Locks are nothing but special latching devices in which the secured bolt is released only by a specially designed tool, the key. In an ordinary door latch, a bolt is pushed into a hole in the door-frame, and is then secured by turning the key. A similar principle works in a padlock or the portable lock. However, in a padlock, a projection called tumble-bolt is pushed into a notch in the shockle and made secure by a special arrangement of levers. The levers are placed at different heights and the tumble moves only when all the levers are moved at once. Notches of different heights are made on the key such that they are in alignment with the levers of different heights. Thus, when the key is turned, all the levers are operated together and the tumble-bolt is moved into the groove in the shockle or out of it. By different combinations of the levers of various heights, each lock is made to open with a specific key.
The operation of the parachute is based on the simple principle of balancing two opposing forces. There are two forces that act on any falling object —gravity and air resistance.
Unlike an aeroplane, helicopters have moving wings in the shape of spinning rotor blades. Air currents passing over the upper and lower surfaces of the spinning blades create low pressure above it and generate lift. So, a helicopter does not have to taxi on a runway to get the lift. The lift can be controlled by varying the pitch (angle) of the rotor blades. By increasing the pitch of the main rotor blades lift is increased and the craft climbs. Lowering the pitch of the blades reduces lift and gravity causes the helicopter to descend. Similarly, if the pilot holds the rotors pitch in such a way that the blades produce just enough lift to counteract gravity, the helicopter remains stationary in mid-air.

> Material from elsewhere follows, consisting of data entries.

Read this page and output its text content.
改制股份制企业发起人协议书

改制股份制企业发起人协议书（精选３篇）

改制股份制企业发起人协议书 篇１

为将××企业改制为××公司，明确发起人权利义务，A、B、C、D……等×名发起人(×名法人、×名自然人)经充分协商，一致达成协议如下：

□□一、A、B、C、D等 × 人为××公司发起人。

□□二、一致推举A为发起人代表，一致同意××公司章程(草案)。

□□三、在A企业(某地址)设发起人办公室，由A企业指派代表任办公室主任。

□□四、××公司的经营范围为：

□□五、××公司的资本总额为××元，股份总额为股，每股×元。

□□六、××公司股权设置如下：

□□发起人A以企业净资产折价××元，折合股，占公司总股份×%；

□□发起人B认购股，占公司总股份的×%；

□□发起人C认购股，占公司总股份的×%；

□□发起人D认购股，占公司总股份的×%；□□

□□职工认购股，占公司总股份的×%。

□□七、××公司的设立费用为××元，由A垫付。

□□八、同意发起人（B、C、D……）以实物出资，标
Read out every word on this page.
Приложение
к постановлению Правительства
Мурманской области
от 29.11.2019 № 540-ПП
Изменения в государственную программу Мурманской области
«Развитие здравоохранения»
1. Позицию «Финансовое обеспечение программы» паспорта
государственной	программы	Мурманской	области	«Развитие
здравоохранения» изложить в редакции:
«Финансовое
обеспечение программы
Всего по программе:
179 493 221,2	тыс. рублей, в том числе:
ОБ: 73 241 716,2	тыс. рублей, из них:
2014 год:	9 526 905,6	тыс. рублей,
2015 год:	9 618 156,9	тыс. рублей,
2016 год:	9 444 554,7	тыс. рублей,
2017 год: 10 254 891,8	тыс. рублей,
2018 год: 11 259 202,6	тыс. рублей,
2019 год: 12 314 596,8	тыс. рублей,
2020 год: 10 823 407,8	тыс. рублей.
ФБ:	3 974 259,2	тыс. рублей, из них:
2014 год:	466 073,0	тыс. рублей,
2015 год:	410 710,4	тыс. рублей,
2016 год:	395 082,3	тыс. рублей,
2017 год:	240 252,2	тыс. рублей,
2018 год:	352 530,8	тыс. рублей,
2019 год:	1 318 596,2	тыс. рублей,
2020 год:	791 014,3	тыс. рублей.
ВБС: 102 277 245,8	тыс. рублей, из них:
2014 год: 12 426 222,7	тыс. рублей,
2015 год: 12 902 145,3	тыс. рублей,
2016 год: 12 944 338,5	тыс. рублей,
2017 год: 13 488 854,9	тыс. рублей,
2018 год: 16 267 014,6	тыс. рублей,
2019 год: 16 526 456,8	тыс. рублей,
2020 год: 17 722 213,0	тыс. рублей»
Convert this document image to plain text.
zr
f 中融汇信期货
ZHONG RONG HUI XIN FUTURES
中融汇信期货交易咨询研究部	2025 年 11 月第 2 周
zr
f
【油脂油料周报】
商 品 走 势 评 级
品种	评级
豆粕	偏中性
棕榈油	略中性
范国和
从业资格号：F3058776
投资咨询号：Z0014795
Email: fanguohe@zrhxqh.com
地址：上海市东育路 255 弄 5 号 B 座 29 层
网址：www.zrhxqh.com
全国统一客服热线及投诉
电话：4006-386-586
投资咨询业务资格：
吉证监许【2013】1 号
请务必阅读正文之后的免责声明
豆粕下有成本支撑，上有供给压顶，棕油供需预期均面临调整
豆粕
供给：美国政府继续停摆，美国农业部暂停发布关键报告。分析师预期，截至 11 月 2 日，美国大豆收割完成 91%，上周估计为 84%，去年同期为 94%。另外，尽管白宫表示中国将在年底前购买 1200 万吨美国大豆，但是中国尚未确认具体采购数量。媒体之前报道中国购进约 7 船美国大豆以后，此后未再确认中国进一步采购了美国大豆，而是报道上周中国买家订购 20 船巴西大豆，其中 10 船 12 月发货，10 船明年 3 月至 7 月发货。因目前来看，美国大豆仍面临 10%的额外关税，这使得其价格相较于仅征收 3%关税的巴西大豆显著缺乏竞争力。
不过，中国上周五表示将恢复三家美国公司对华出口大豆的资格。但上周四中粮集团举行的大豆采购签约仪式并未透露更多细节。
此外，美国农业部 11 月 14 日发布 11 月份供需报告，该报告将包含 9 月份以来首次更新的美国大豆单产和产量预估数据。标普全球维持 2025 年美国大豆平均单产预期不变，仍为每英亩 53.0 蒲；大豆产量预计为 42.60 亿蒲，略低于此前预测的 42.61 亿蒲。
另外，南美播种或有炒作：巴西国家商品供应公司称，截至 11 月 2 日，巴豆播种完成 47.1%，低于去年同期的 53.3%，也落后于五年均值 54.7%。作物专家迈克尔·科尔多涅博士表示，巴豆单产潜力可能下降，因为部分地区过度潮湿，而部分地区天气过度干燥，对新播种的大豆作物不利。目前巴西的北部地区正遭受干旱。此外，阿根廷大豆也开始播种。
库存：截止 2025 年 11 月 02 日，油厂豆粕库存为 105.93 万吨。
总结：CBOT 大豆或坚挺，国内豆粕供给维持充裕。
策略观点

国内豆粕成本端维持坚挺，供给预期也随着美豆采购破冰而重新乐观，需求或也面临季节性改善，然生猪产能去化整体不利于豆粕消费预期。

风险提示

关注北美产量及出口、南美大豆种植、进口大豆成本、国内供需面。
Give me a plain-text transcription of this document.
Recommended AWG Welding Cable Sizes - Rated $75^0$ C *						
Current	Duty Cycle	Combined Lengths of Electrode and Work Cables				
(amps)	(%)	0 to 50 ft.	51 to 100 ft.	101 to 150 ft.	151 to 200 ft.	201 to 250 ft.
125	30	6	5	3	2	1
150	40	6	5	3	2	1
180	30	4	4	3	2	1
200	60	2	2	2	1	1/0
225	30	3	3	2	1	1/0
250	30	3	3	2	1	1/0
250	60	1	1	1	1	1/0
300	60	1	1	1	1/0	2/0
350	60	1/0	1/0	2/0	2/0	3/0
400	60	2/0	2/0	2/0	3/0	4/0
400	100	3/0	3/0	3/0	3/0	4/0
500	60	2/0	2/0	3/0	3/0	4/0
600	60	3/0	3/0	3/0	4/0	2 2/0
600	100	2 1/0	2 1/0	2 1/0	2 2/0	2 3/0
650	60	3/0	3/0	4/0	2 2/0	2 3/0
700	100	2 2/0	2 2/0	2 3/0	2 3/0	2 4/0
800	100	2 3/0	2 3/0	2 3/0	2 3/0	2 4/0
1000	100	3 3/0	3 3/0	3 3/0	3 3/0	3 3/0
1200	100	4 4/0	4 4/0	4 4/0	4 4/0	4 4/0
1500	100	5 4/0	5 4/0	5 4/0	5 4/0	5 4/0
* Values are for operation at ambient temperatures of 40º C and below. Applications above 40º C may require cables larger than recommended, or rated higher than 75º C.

Aeroplanes fly by a combination of power from the engines and lift provided by the wings. These are shaped in such a way that air flowing along the upper surface takes a longer path than the air flowing along the lower surface. As a result when an aircraft moves forward, the air flowing above the wings moves faster than the air flowing below the wing, creating a low pressure above the wing according to Bernoulli’s law. This difference in pressure below and above the wings causes lift. As the speed of the aircraft on the runway increases, the lift also increases, eventually overcoming the downward force of gravity. The aircraft also uses the thrust created by its engine to climb and after reaching a certain height cruises along in a horizontal direction.